J'étais donc décidé à attendre le vent, qui devrait bien revenir un jour, pour voir où il lui plairait encore de me conduire. N'est-ce pas là le contrat clandestin, que passe chaque marin, avec la mer?

Le vent manquait déjà depuis quelques jours. Las de l'attendre, j'avais affalé toutes les voiles, et je m'étais réfugié dans ma cabine, pour fuir le soleil, et me laisser bercer dans mon hamac, me nourrissant de fruits et d'eau fraîche, écoutant le moindre bruissement du vent, dans les cordages, et essayant d'en ressentir l'écho rafraîchissant, par l'ouverture de mes hublots béants. Je m'étais arrêté, à cette douce rêverie, au milieu de la mer éternelle, et sous un ciel infini, attendant que l'histoire se poursuive, pour voir quel tournant elle prendrait, si je lui en laissais la liberté. J'étais comme un enfant, bercé dans le ventre de sa mère, attendant de naître à un nouveau monde.

Les jours passaient, le lumière fondait, la lune se montrait, et moi, je paressais sur mon hamac, finissant mes fruits et mon eau fraîche, attendant que reviennent les fraîcheurs du soir, pour enfin sortir, dans la lumière de la nuit, et poursuivre mes rêves éveillés, jusqu'au moment où le soleil, disparu sur un côté du bateau, reparaissait enfin sur l'autre. Après son rituel tour de la terre, il revenait passer la journée avec moi, et me contait ce qu'il avait vu, dans tous ces pays que je n'avais pas encore visités. Je rêvais, aussi bien le jour, que la nuit.

Il faut avoir passé une nuit en mer, pour savoir comment tout y est pourtant plus clair que le jour. Du fond de la mer, monde mystérieux, d'où est venu toute vie, et d'où continuent de monter nos rêves, émerge une lumière verte, qui s'élève dans le ciel, et se perd au milieu des étoiles. Ce que la trop brillante lumière du soleil nous cache, devient soudain très lumineux, sous la lune.

Puis, une nuit, ou plutôt au début du matin, au moment où la lune s'éteint, mais avant que parraisse soleil, mon voilier s'est animé. Les vagues semblaient plus courtes, elles clapotaient contre ma coque, et mon voilier se berçait joyeusement, sans pourtant que je ressente l'effort du vent, dans ses cordages. J'allais sortir, pour voir quelle nouvelle surprise me préparait la mer, quand le voilier fut rudement embarqué, puis cessa de danser.
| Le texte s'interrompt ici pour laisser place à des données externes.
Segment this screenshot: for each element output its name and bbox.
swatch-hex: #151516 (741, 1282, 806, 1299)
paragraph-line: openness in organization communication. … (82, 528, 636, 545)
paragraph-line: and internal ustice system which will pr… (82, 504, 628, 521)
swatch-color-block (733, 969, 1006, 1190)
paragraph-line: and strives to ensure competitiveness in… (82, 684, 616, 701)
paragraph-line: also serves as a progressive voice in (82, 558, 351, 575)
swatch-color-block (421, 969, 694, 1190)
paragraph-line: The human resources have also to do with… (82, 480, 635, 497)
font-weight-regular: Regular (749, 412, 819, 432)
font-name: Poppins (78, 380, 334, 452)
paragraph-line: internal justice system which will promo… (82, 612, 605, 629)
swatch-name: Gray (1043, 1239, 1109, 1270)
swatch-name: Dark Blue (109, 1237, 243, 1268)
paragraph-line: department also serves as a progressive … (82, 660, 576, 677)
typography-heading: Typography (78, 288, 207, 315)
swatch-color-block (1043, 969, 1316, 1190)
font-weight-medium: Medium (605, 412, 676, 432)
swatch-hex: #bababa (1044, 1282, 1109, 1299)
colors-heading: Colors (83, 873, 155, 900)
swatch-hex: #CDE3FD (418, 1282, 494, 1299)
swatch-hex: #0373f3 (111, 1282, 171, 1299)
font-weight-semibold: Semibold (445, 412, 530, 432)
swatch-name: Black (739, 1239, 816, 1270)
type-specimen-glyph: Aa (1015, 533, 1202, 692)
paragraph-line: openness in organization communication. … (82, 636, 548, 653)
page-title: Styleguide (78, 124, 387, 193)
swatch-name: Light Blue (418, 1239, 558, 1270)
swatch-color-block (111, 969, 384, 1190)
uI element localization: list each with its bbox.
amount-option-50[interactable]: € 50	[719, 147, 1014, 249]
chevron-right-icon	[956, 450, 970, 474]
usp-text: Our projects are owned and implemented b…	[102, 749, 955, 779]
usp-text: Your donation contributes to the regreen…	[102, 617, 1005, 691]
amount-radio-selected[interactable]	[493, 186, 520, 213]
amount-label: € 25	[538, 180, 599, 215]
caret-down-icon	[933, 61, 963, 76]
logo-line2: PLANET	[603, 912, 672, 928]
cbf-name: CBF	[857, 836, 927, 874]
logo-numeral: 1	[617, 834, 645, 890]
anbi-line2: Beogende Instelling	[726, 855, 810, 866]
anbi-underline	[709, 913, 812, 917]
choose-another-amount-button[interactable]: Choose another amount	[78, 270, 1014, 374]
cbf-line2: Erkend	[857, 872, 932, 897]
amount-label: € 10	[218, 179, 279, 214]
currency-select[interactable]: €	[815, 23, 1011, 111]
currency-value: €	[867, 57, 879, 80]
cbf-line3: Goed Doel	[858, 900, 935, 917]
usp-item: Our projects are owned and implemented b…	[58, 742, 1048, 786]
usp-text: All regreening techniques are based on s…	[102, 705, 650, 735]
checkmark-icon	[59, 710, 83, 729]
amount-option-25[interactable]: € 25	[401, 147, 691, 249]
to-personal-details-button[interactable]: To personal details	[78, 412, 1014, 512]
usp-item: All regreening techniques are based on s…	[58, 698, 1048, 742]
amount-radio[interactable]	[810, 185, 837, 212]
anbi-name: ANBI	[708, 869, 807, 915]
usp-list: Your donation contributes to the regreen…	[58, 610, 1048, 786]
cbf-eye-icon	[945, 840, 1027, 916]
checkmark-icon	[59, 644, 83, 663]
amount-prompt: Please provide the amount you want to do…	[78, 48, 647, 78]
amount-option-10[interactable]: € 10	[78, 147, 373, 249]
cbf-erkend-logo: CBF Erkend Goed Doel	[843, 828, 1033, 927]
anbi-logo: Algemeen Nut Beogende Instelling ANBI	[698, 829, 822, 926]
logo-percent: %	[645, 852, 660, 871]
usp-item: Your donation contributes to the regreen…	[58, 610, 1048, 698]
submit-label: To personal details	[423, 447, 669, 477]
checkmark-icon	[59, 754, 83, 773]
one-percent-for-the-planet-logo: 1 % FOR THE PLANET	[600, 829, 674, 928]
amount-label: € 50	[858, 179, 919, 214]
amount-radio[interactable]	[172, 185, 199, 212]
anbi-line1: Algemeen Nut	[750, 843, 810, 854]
Seul la mer se riait encore contre la poupe, bien amusée, de m'avoir joué un pareil tour.

En ouvrant l'écoutille, au lieu du ciel habituel, je ne voyais plus qu'une épaisse couverture de vert feuillages, et déjà, on pouvait entendre le concert des oiseaux qui l'habitaient.

J'ignorais où je me trouvais. Mais, pendant la nuit, j'avais atterri sur la plage, de ce qui me semblait être, du moins au premier coup d'oeil, et selon une estimation très arbitraire de ma position, une île déserte, quelque part, à l'est des Côtes de la Floride, probablement dans l'une des innombrables îles de l'Archipel des Bahamas.